Cyclone is a motorcycle that was manufactured by Joerns Motor Manufacturing Company located in St. Paul, Minnesota from 1912 through 1917. The Joerns MMC evolved from the Thiem Manufacturing Co., a long-established engine builder from 1903-11. Andrew Strand designed a new engine for the Cyclone, with a spoked forged-steel crankshaft, and a big-end running in three-rows of caged ¼-inch rollers. The crank was carried on four rows of caged rollers on the drive side, and two rows of self-aligning SKF ball bearings on the timing side. The connecting rods weighed a delicate 6 and 8 ounces for the plain and forked rods respectively, and the crankcase halves were machined with a mating lip, making it possible to assemble the bottom end with no shims for all those bearings, while maintaining a tight 0.001-inch crank end float. The cylinder barrels were deeply spigoted into the crankcase, and the combustion chamber was a very early ‘hemi,’ with huge 1 ¾-inch inlet and exhaust valves set at 70 degrees to each other. The singe overhead camshaft had no positive lubrication, but ran in a cast reservoir of oil, which could be refilled via a spring-loaded cap. The cam acted on rockers with a stirrup over the valve spring, which in theory, eliminated fore-and-aft loads to the valve stem. The camshafts and magneto were driven through long, elegant bevel drives, hidden within a shapely, rounded timing cover. The overall effect is strikingly beautiful.

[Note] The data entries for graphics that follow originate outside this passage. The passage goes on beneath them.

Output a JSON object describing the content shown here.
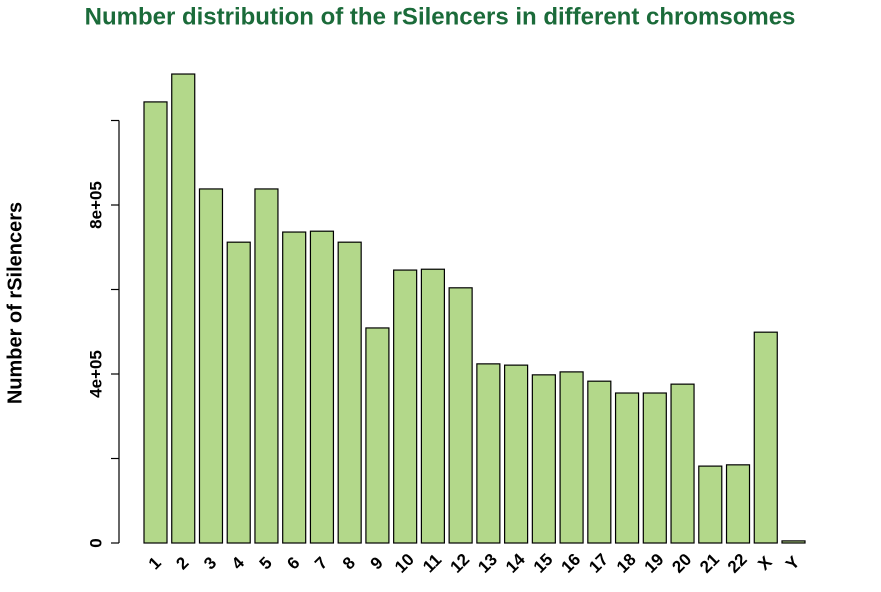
{
  "chart_data": {
    "type": "bar",
    "title": "Number distribution of the rSilencers in different chromsomes",
    "y_label": "Number of rSilencers",
    "categories": [
      "1",
      "2",
      "3",
      "4",
      "5",
      "6",
      "7",
      "8",
      "9",
      "10",
      "11",
      "12",
      "13",
      "14",
      "15",
      "16",
      "17",
      "18",
      "19",
      "20",
      "21",
      "22",
      "X",
      "Y"
    ],
    "values": [
      1044000,
      1110000,
      838000,
      712000,
      838000,
      736000,
      738000,
      712000,
      509000,
      646000,
      648000,
      604000,
      424000,
      421000,
      398000,
      405000,
      383000,
      355000,
      355000,
      376000,
      182000,
      185000,
      499000,
      5000
    ],
    "color": "#b3d88a",
    "ylim": [
      0,
      1120000
    ],
    "yticks": [
      0,
      {
        "value": 400000,
        "label": "4e+05"
      },
      {
        "value": 800000,
        "label": "8e+05"
      }
    ],
    "yminor_ticks": [
      200000,
      600000,
      1000000
    ]
  }
}
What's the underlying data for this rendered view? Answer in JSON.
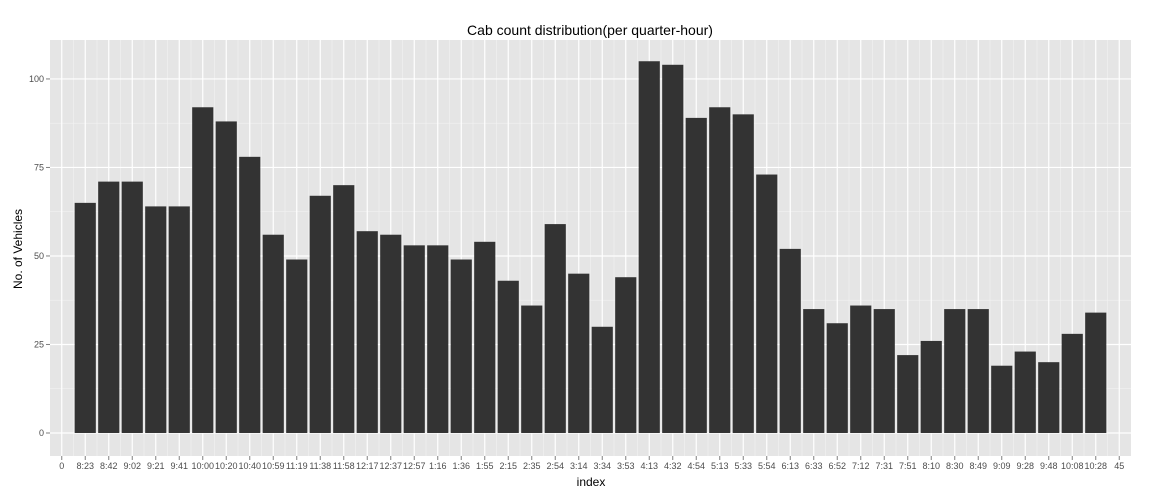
{
  "chart_data": {
    "type": "bar",
    "title": "Cab count distribution(per quarter-hour)",
    "xlabel": "index",
    "ylabel": "No. of Vehicles",
    "x_numeric_ticks": [
      "0",
      "45"
    ],
    "categories": [
      "8:23",
      "8:42",
      "9:02",
      "9:21",
      "9:41",
      "10:00",
      "10:20",
      "10:40",
      "10:59",
      "11:19",
      "11:38",
      "11:58",
      "12:17",
      "12:37",
      "12:57",
      "1:16",
      "1:36",
      "1:55",
      "2:15",
      "2:35",
      "2:54",
      "3:14",
      "3:34",
      "3:53",
      "4:13",
      "4:32",
      "4:54",
      "5:13",
      "5:33",
      "5:54",
      "6:13",
      "6:33",
      "6:52",
      "7:12",
      "7:31",
      "7:51",
      "8:10",
      "8:30",
      "8:49",
      "9:09",
      "9:28",
      "9:48",
      "10:08",
      "10:28"
    ],
    "values": [
      65,
      71,
      71,
      64,
      64,
      92,
      88,
      78,
      56,
      49,
      67,
      70,
      57,
      56,
      53,
      53,
      49,
      54,
      43,
      36,
      59,
      45,
      30,
      44,
      105,
      104,
      89,
      92,
      90,
      73,
      52,
      35,
      31,
      36,
      35,
      22,
      26,
      35,
      35,
      19,
      23,
      20,
      28,
      34
    ],
    "y_ticks": [
      0,
      25,
      50,
      75,
      100
    ],
    "ylim": [
      -6.5,
      111
    ],
    "grid": true,
    "colors": {
      "bar": "#333333",
      "panel": "#e5e5e5",
      "grid_major": "#ffffff",
      "grid_minor": "#f2f2f2",
      "tick_text": "#4d4d4d"
    }
  }
}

The Cyclone’s technical specification made it the most advanced motorcycle engine built in America, and while the company built road machines, it’s racing that Cyclone is remembered for. In its debut year of 1913, factory development riders JA McNeil and Larry ‘Cave Man’ Fleckenstein were timed at 108 MPH in a Minneapolis motordrome. The next year, McNeil was timed at 111.1 MPH at the Omaha, Nebraska, board track, which was nearly 20 MPH faster than the internationally recognized world record of 93.48 MPH, held by Indian, and a 100 MPH mark timed by Lee Humiston on an Excelsior. Officials at the Federation of American Motorcyclists (FAM) simply could not accept the 111 MPH figure.

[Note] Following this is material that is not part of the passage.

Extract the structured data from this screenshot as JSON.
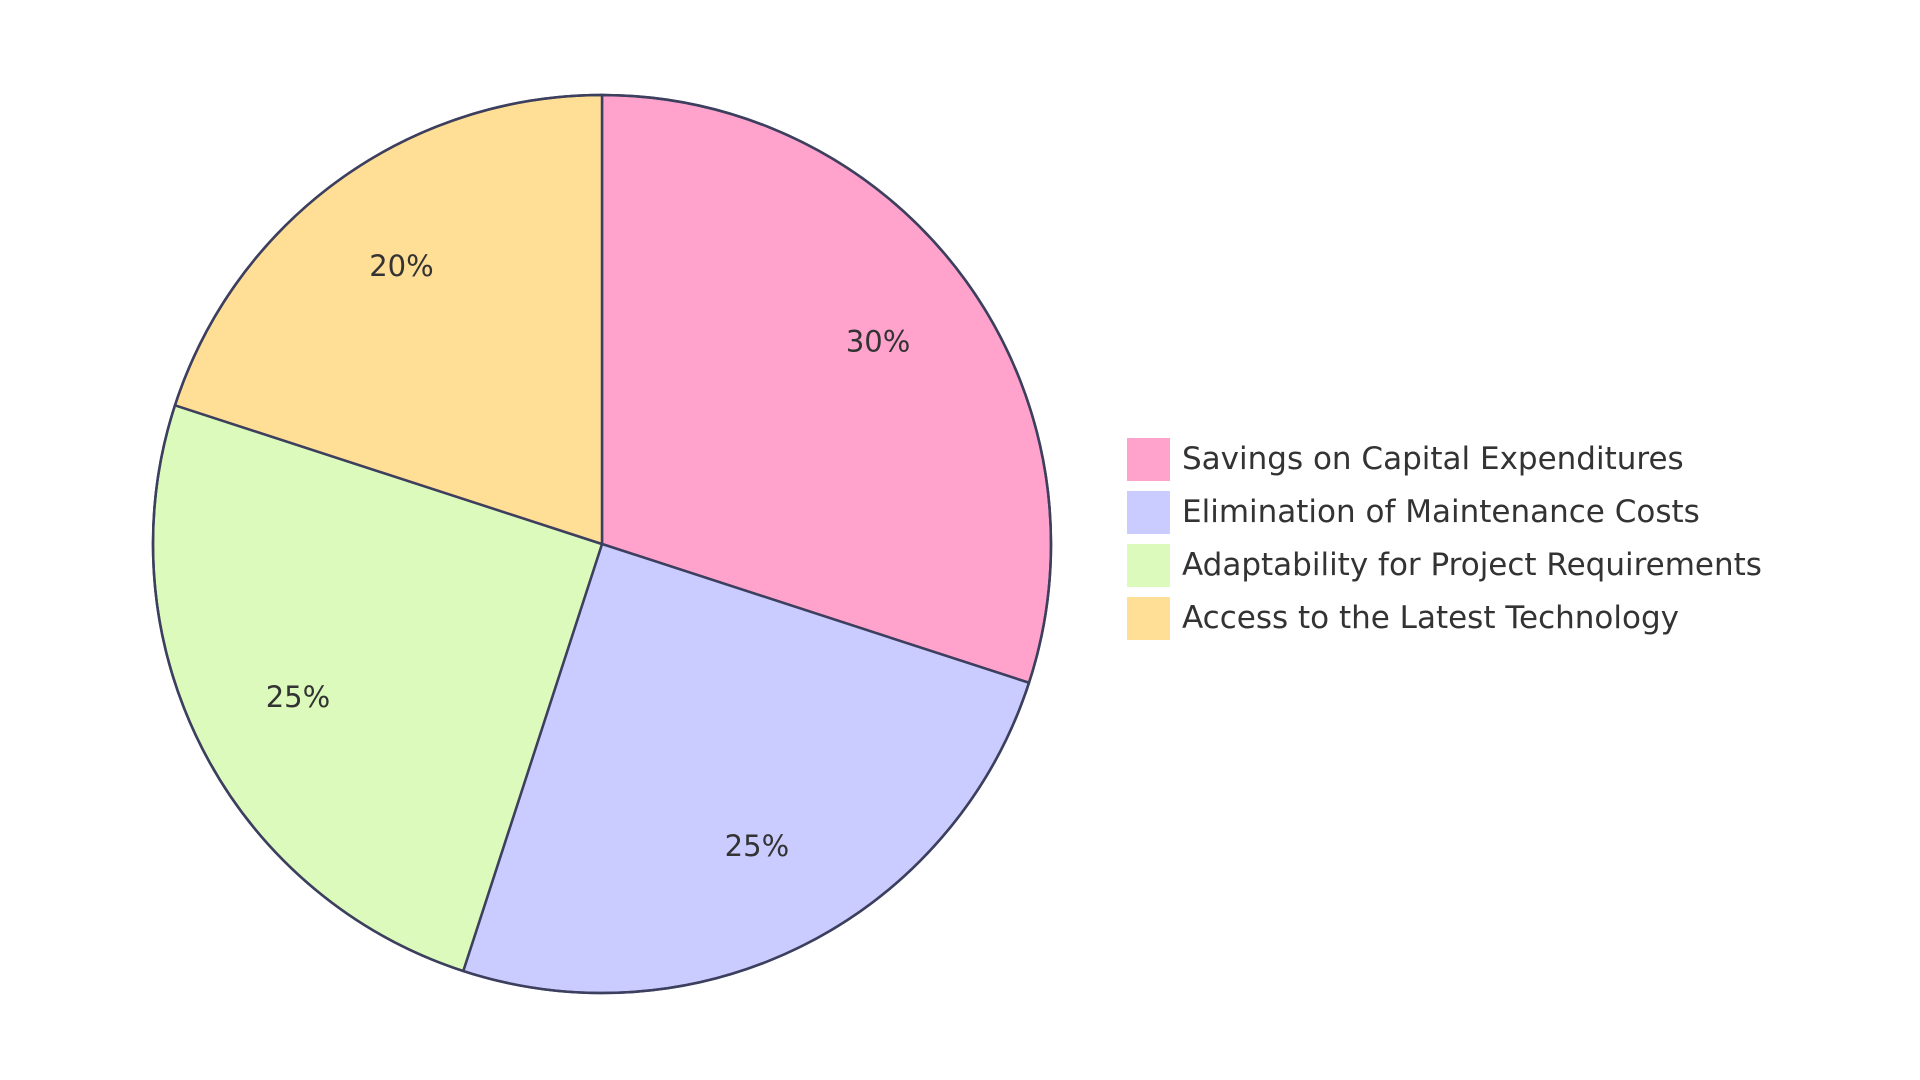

While its competitors were hardly tortoises, the Cyclone was certainly a hare, and didn’t always finish the important races it scorched. Weak points included the exhaust valve, valve stirrups, steel pistons, and the frames, with breakages common enough that few Cyclone board trackers still use their original chassis. The Joerns Manufacturing Co. was under-capitalized and barely managed to sell road machines; racing came first, and racing was very expensive. The cost of keeping a professional team going, and making improvements to the engine, were simply too much for Cyclone, which folded in 1916. Such was the company’s reputation that the tooling for the engine was passed through many hands in subsequent years, with the intention of resuming production, but this never happened. With more development money, or a merger with a larger company, OHC motorcycles might have been fixed in the American motorcycle scene 80 years before the V-Rod, but the Cyclone remained the sole production OHC V-twin built in America in the 20th Century.

This 1915 Cyclone was restored by Serge Bueno in Los Angeles, This Cyclone is unique in the world.